If Zapruder had shot the murder with color film inside a decent 16mm camera instead of an 8mm Bell & Howell Zoomatic Director Series Model 414 PD…if Moorman had used a movie camera instead of a black-and-white Polaroid Highlander 80A…if Nix had used a 16mm color movie camera with a decent zoom lens….all three had their unique motives and economic limitations and that’s understandable, but from a forensic perspective they sorta kinda blew it.
Imagine being Orville Nix at 12:28 pm on 11.22.63, standing on the grass in Dealey Plaza between 80 and 100 feet away from Elm Street, all pumped and primed with his 8mm color camera…
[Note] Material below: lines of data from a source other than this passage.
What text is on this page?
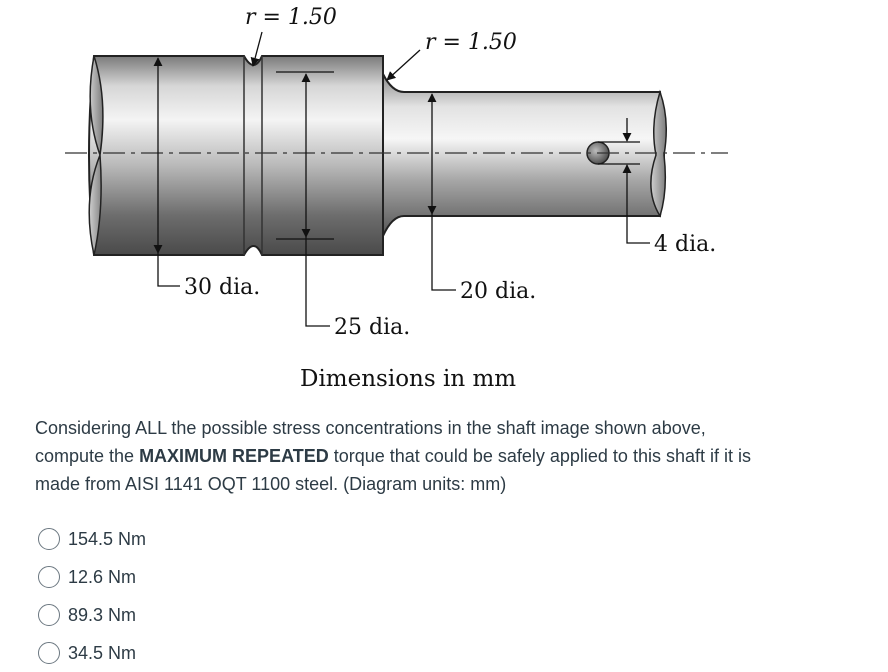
r = 1.50
r = 1.50
30 dia.
25 dia.
20 dia.
4 dia.
Dimensions in mm
Considering ALL the possible stress concentrations in the shaft image shown above, compute the MAXIMUM REPEATED torque that could be safely applied to this shaft if it is made from AISI 1141 OQT 1100 steel. (Diagram units: mm)
154.5 Nm
12.6 Nm
89.3 Nm
34.5 Nm
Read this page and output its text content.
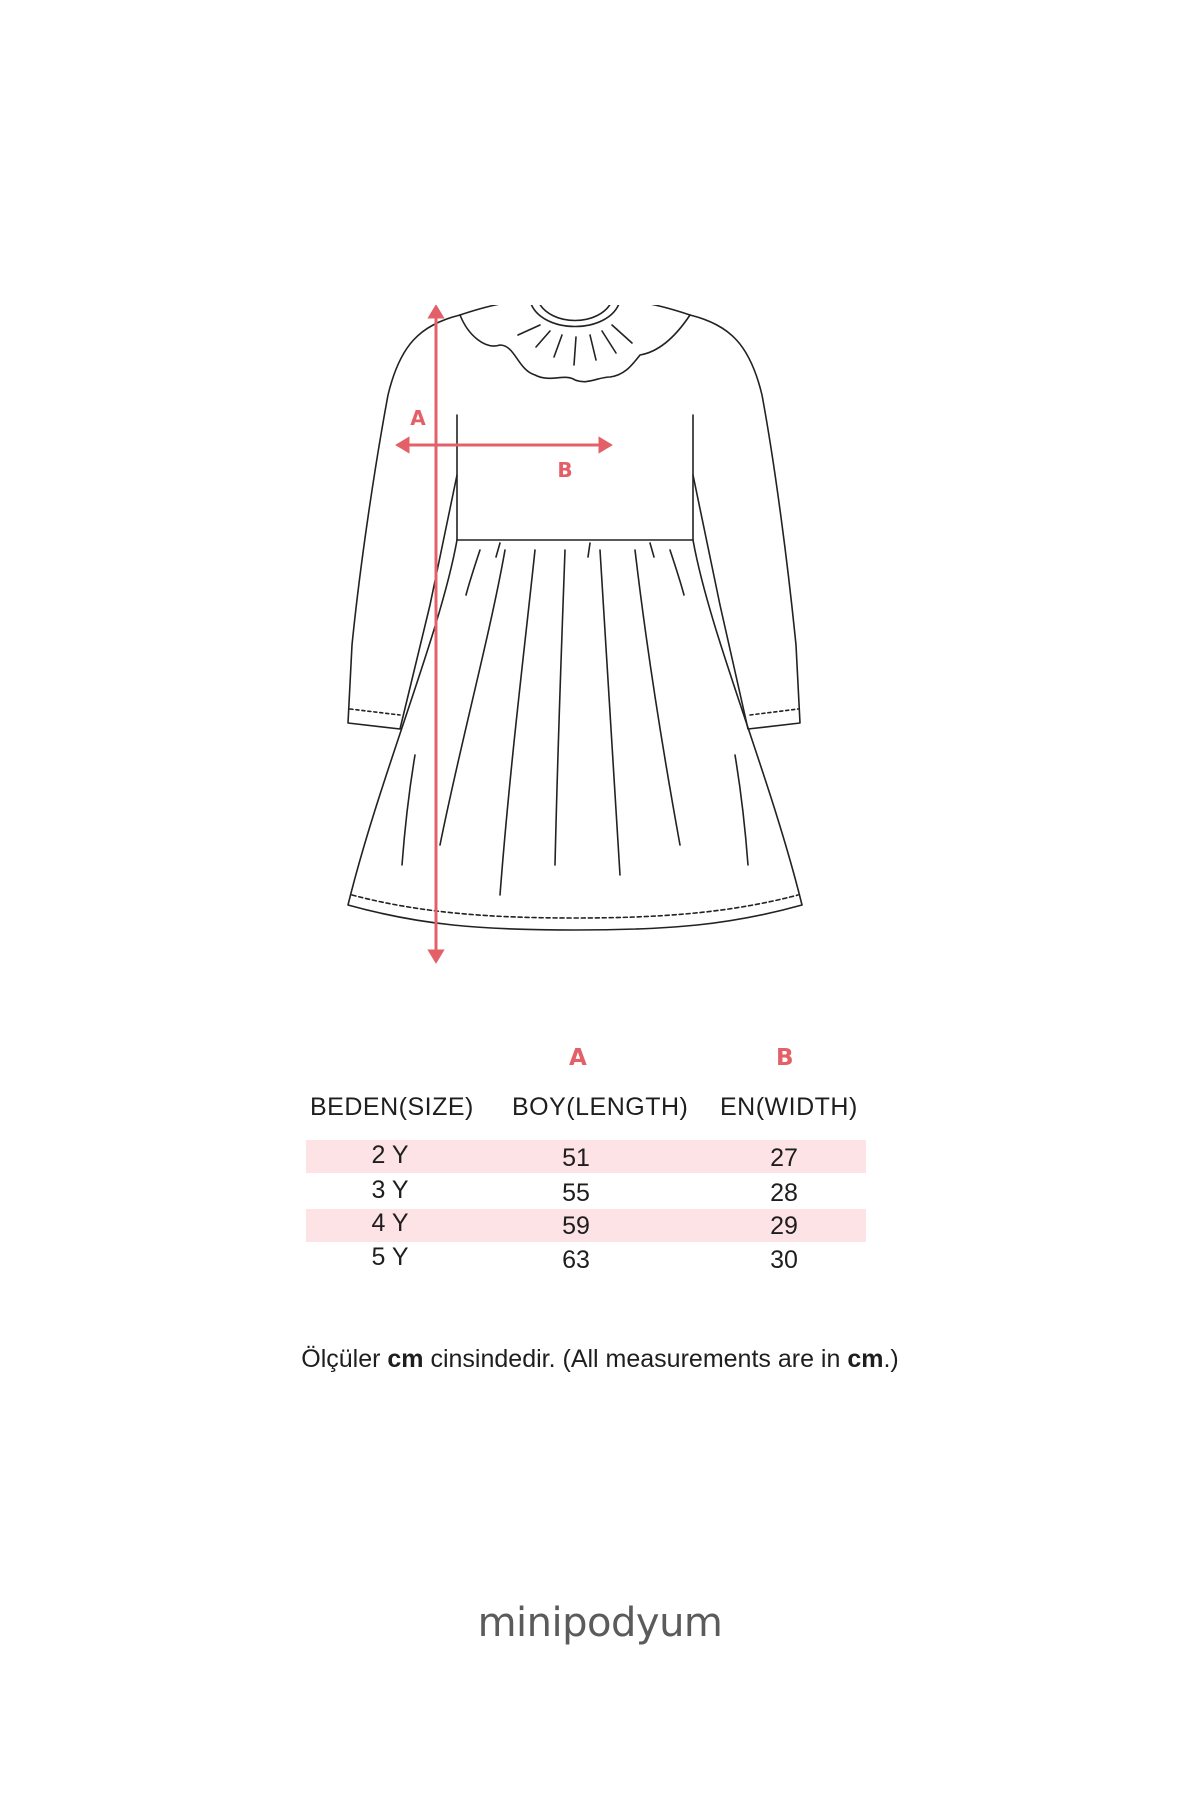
A
B
A	B
BEDEN(SIZE) BOY(LENGTH) EN(WIDTH)
2 Y	51	27
3 Y	55	28
4 Y	59	29
5 Y	63	30
Ölçüler cm cinsindedir. (All measurements are in cm.)
minipodyum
Interior Nix dialogue: “Okay, I can hear the motorcycles and the cheering…the Kennedy motorcade is coming down Main Street and will be cruising down Elm in a minute or two…maybe I should run over to Elm to get a decent shot of the President and his wife and Governor Connally??…naahh, it’s better to stand 80 to 100 feet away…that way my family and friends can see the grassy knoll hillside and the plaster walls and the bright blue sky…who needs to capture film of the actual faces of President Kennedy and Jackie?…the green grass and the panoramic vistas are better.”
In the meantime, what about that mysterious muzzle flash and the legend of Badge Man?
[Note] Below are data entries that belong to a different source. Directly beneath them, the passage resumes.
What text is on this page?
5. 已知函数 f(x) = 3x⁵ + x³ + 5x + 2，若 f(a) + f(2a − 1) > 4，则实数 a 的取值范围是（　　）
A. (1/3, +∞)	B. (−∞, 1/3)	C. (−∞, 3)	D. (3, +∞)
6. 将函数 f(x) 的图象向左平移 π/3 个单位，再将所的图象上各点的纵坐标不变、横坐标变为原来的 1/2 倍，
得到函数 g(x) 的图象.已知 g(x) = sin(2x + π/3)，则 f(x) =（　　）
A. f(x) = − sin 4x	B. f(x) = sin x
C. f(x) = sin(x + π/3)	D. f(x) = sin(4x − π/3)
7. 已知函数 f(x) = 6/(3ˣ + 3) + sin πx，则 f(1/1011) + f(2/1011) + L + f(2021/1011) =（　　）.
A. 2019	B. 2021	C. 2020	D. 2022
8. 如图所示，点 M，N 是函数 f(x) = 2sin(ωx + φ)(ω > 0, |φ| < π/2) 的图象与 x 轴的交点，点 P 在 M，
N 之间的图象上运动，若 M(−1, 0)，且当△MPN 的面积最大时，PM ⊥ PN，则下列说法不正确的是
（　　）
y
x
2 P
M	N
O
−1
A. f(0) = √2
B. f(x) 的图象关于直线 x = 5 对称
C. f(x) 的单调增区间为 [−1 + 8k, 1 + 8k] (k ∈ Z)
HE to JFK conspiracy pallies (including Joseph McBride and Oliver Stone): “A rifle muzzle flash is said to be barely detectable above a grassy knoll wall. Or at least, so says assassination researcher Robert Groden.
Groden’s film A Case for Conspiracy shows a flash above the small concrete wall at frame # 24 in the Nix film, which is the same instant as frame # 313 in the Zapruder film.